More specifically, the study looked at institutional votes on 817 shareholder proposals on lobbying and political spending over a fifteen-year period in ISS’s Voting Analytics database.
It found that BlackRock voted in favour of these proposals less than 2% of the time and, as stated earlier, Vanguard voted for none. Neither Vanguard nor Fidelity would comment on the letter or the findings of the study.
BlackRock referred RI to its statement in January on political spending disclosures. In fact, the study found that only BlackRock had a proxy voting policy regarding such proposals.
The paper from the stewardship department at BlackRock describes its approach to decisions on voting on these resolutions. It considers a company’s existing governance framework, current disclosure, how relevant the disclosures are to shareholders’ investment decisions, significant threats to shareholders, and the level of specificity in the proposal.
While the fund does not support overly prescriptive proposals, this last potential objection appears to be aimed at those which request a shareholder vote to approve such expenditures.
But the best practices that the fund recommends for issuers to follow are merely compliance with current regulations.Such a recommendation does not take into account the views of, potentially, a majority of its investors who appear to believe that current regulations are insufficient.
However, the fund notes that it is the duty of board and management to determine voluntary disclosures, it merely ensures it is transparent about its policies and encourages companies to make the disclosures as easy to find as possible.
At least BlackRock is clear about its voting guidelines.
However, the letter concludes that: “Contrary to those investors’ preferences, three of the largest institutional investors in the United States consistently vote to keep corporate political spending in the dark. American investors deserve to know that.”
More recently (the letter was sent on 18 November) Jackson published, along with Lucian Bebchuk, James David Nelson and Roberto Tallarita, an academic paper: The Untenable Case for Keeping Investors in the Dark. The paper rebuts almost every argument against political spending disclosure, for example that “the adoption of a disclosure rule by the SEC would violate the First Amendment”.
The paper purports to demonstrate that the objections to disclosure do not provide, either individually or collectively, a sound argument to obstruct the SEC proposal.
At the same time, The Harvard Law School Programme on Corporate Governance announced the publication of two additional papers addressing political disclosure.
The Politics of CEOs by Alma Cohen, Moshe Hazan, Roberto Tallarita and David Weiss found that political contributions made by CEOs of S&P 1500 companies from 2000 to 2017 display substantial partisan preferences in support of Republican candidates.

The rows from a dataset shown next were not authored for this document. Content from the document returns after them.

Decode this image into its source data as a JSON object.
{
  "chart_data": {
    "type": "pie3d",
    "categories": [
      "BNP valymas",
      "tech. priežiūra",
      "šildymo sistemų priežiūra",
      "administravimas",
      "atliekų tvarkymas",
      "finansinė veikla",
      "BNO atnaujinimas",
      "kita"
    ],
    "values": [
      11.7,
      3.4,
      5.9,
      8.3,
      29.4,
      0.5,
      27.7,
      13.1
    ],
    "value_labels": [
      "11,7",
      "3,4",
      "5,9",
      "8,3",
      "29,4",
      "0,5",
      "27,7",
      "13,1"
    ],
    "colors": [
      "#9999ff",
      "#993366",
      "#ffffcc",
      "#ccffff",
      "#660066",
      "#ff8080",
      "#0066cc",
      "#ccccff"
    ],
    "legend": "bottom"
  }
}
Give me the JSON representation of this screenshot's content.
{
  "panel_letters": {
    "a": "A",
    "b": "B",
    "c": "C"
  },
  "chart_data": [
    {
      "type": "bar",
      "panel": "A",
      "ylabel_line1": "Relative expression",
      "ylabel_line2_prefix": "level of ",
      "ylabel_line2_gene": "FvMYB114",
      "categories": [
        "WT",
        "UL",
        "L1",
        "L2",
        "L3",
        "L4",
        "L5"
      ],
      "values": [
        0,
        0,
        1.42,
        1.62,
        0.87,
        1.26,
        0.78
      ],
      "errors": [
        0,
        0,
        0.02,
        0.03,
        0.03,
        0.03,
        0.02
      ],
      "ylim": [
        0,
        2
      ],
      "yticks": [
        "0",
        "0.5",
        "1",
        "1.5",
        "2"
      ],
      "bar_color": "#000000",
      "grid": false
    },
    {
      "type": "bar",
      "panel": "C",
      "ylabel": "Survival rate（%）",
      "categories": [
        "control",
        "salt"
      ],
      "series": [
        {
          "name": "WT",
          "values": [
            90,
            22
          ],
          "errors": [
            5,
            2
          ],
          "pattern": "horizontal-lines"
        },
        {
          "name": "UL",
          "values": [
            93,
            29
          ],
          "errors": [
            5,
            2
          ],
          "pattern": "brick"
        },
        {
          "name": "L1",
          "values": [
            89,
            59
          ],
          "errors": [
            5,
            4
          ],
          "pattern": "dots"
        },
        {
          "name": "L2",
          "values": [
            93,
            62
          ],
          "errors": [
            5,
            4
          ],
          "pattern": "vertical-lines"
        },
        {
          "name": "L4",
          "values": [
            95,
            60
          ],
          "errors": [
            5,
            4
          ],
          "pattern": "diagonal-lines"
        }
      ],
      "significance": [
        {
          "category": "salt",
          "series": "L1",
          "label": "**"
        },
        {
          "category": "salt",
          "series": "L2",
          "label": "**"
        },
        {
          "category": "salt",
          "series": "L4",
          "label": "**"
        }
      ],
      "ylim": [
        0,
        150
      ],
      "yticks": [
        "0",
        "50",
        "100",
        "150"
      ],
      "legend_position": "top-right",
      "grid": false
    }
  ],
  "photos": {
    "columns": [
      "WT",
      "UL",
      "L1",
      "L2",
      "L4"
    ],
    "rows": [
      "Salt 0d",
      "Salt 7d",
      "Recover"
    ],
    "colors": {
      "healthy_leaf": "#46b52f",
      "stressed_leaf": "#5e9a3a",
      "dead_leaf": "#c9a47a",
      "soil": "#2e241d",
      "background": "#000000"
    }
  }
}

In addition, it found that public companies led by Republican CEOs “tend to be less transparent to investors with respect to their political spending.”
The third paper, by Jonathan Macey and Leo Strine, the former Chief Justice of the Delaware Supreme Court, supplements the minority arguments in the Supreme Court case Citizens United v. FEC; the infamous ‘corporations are people’ case.
The paper takes issue with the minority opinion written by Justice Stevens because it does not challenge the majority’s “existential conception of the corporation”.
Rather, the paper argues, a corporation is not an “associations of citizens” but an “artificial, metaphysical, and legal construct that exists separate and apart from its investors”.